List jobs on a scheduler.

cancel

Cancel a running job.

delete

Delete a job definition from the scheduler.

configure

Manage .torchxconfig settings.

tracker

Query tracker backends for artifacts and metadata.

torchx run Key Flags

$ torchx run [--scheduler SCHED] [-cfg KEY=VAL,...] [--workspace PATH] COMPONENT [ARGS...]

Flag

Purpose

-s / --scheduler

Scheduler backend name (e.g. local_cwd, kubernetes, slurm).

-cfg / --scheduler_args

Comma-separated scheduler config key-value pairs (e.g. -cfg namespace=default,queue=gpu). Run torchx runopts to see available options per scheduler.

--workspace

Path to the local workspace directory. Overrides Role.workspace for role[0].

--dryrun

Print the scheduler request without submitting.

--wait

Block until the job reaches a terminal state.

--log

Tail logs after submission (implies --wait).

--tee_logs

Prefix log lines with replica identity (e.g. trainer/0) so you can distinguish which replica produced each line.

--parent_run_id

Optional parent run ID for experiment tracking. Groups related runs under a common identifier (propagated as TORCHX_PARENT_RUN_ID).

--stdin

Read run arguments as JSON from stdin instead of CLI flags. When set, most other CLI flags are disallowed.

Usage examples:

$ torchx run --scheduler local_cwd utils.python --script my_app.py
$ torchx run --scheduler kubernetes -cfg namespace=default dist.ddp -j 2x2 --script train.py
$ torchx runopts kubernetes
$ torchx status local_cwd://torchx/my_job_id
$ torchx log local_cwd://torchx/my_job_id trainer/0

Extending the CLI

Subclass SubCommand and register via the torchx.cli.cmds entry-point group. Implement two methods:

See Registering Custom CLI Commands in the Advanced Usage guide for a complete walkthrough with code examples.

Testing Your SubCommand

Construct an argparse.Namespace and call run() directly:

import argparse
import unittest

class CmdMyToolTest(unittest.TestCase):
    def test_run(self) -> None:
        cmd = CmdMyTool()
        parser = argparse.ArgumentParser()
        cmd.add_arguments(parser)
        args = parser.parse_args(["--config", "test.yaml", "app-123"])
        # cmd.run(args)  # call and assert side effects

See torchx/cli/test/ for tests of the built-in subcommands.

Common Pitfalls

  • Entry-point key becomes the subcommand name: Choose a short, descriptive name – it is the exact string users type after torchx.
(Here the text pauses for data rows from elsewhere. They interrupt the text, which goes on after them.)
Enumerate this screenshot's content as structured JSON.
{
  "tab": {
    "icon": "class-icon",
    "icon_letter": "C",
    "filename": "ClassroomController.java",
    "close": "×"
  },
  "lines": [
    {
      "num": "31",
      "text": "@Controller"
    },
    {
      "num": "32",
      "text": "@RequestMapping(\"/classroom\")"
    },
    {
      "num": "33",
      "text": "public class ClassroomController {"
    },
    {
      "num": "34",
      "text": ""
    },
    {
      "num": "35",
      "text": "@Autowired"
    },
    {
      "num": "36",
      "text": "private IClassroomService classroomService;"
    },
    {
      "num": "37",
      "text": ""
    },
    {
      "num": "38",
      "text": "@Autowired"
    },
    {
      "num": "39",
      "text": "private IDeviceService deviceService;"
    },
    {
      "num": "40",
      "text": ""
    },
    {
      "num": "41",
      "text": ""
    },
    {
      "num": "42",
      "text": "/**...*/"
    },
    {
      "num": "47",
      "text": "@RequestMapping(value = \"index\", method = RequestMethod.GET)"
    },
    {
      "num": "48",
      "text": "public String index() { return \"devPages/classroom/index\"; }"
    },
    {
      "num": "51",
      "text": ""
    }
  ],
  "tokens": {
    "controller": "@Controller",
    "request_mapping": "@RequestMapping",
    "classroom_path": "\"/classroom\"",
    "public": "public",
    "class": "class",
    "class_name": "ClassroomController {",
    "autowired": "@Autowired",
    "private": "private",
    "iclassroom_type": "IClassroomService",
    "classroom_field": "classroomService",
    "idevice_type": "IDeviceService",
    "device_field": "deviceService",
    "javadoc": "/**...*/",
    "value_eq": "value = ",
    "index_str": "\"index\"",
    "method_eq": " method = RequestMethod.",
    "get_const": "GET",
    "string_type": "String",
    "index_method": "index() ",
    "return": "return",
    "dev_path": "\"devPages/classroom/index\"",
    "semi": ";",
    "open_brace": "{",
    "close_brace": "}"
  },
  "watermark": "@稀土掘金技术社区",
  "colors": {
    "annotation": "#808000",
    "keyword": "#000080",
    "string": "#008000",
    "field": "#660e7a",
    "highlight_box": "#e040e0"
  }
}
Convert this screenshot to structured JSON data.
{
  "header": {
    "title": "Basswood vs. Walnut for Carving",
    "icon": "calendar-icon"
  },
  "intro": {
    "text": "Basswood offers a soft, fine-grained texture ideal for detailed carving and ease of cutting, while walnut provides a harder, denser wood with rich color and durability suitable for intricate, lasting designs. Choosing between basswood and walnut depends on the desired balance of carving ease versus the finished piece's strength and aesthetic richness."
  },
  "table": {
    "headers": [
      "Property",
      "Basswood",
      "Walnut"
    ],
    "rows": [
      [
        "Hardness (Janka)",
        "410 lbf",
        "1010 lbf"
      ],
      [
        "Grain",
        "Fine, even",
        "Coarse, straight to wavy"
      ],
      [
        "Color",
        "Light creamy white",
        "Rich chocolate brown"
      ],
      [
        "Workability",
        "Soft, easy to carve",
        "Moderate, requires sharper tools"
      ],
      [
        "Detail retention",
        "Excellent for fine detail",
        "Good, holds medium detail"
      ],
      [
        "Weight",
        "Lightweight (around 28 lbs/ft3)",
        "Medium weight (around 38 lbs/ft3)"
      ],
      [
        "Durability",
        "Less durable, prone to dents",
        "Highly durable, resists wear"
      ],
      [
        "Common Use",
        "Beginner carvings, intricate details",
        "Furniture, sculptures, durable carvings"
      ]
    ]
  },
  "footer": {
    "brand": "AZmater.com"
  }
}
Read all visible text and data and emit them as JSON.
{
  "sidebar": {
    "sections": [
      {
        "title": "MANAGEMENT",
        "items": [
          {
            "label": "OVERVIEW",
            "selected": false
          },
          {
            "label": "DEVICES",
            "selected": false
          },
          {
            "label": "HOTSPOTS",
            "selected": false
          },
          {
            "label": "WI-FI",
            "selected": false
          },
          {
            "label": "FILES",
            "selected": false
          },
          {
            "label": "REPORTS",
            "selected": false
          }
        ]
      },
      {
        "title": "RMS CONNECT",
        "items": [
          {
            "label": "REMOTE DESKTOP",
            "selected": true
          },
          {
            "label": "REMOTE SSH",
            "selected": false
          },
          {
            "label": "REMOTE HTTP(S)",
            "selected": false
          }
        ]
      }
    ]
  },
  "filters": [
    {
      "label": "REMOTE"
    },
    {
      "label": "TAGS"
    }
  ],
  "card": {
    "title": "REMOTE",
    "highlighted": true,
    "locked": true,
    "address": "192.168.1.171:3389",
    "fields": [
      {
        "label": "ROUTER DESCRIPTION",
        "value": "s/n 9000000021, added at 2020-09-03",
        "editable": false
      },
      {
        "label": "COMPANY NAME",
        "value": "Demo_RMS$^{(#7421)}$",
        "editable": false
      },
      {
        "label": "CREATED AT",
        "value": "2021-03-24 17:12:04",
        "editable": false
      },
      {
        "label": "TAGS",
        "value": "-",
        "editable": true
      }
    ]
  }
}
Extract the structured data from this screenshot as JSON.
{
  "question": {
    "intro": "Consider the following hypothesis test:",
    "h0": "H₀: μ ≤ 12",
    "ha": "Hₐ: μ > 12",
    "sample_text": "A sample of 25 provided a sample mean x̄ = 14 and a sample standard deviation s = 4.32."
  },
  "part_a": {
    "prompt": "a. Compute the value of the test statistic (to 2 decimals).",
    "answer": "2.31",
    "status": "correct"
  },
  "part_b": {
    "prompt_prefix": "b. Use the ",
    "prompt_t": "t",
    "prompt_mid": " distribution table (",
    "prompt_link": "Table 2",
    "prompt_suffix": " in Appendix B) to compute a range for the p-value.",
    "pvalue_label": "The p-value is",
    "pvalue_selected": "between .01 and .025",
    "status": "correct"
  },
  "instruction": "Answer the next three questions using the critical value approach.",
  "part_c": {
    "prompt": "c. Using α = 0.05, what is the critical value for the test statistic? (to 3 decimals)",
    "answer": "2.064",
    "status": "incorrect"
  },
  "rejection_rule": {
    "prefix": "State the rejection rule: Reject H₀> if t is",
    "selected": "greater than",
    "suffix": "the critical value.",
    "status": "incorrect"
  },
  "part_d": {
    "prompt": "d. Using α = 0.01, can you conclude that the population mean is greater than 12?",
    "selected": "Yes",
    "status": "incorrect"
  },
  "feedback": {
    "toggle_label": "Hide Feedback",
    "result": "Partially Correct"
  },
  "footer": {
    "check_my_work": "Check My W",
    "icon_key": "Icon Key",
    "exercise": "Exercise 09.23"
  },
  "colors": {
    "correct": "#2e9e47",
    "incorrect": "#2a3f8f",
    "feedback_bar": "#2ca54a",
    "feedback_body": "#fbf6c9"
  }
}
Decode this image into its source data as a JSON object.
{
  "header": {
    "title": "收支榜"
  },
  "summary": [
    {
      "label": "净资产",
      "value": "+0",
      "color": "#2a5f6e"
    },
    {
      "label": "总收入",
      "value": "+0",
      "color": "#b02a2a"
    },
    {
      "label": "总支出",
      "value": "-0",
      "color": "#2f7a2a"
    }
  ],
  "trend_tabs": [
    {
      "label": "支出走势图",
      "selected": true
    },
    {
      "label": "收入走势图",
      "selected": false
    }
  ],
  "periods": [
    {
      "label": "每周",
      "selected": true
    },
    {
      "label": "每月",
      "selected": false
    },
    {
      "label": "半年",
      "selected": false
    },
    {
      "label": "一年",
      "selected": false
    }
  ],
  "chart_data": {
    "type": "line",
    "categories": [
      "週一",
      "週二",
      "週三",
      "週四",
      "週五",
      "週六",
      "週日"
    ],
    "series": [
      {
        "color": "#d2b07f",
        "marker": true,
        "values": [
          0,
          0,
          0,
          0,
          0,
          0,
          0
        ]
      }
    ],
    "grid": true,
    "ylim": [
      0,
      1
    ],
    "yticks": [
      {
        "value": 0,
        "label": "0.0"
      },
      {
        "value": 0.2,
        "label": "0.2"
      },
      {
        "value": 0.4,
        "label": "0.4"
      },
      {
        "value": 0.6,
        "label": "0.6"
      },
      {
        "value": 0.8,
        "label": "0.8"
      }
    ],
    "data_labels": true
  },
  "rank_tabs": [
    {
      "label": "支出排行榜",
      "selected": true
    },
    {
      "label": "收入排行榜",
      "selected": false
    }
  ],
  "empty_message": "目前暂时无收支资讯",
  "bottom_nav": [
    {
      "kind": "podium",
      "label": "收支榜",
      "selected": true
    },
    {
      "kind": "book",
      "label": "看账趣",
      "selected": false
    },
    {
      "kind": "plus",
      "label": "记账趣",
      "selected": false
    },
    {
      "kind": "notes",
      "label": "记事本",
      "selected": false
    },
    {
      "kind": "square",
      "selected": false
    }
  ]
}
  • Entry point targets a class, not a factory: Unlike schedulers and trackers, CLI entry points reference the SubCommand class itself.

  • Overriding built-in commands: If your key matches a built-in (e.g. run), your command replaces it entirely.

Components Library

Components are reusable job templates that the CLI discovers via entry points. Run torchx builtins to list all registered components, or torchx run COMPONENT --help to see the arguments for a specific component.

API Reference

The torchx CLI is a commandline tool around torchx.runner.Runner. It allows users to launch torchx.specs.AppDef directly onto one of the supported schedulers without authoring a pipeline (aka workflow). This is convenient for quickly iterating on the application logic without incurring both the technical and cognitive overhead of learning, writing, and dealing with pipelines.

Note

When in doubt use torchx --help.

Listing the builtin components

Most of the components under the torchx.components module are what the CLI considers “built-in” apps. Before you write your own component you should browse through the builtins to see if there is one that fits your needs already. If so, no need to even author an app spec!

$ torchx builtins
Found <n> builtin configs:
 1. metrics.tensorboard
 2. serve.torchserve
 3. utils.binary
 ... <omitted for brevity>

Listing the supported schedulers and arguments

To get a list of supported schedulers that you can launch your job into run:

$ torchx runopts
local_docker:
{ 'log_dir': { 'default': 'None',
               'help': 'dir to write stdout/stderr log files of replicas',
               'type': 'str'}}
local_cwd:
...
slurm:
...
kubernetes:
...

Running a component as a job

The run subcommand takes either one of:

  1. name of the builtin

    $ torchx run --scheduler <sched_name> utils.echo
    
  2. full python module path of the component function

    $ torchx run --scheduler <sched_name> torchx.components.utils.echo
    
  3. file path of the *.py file the defines the component along with the component function name in that file.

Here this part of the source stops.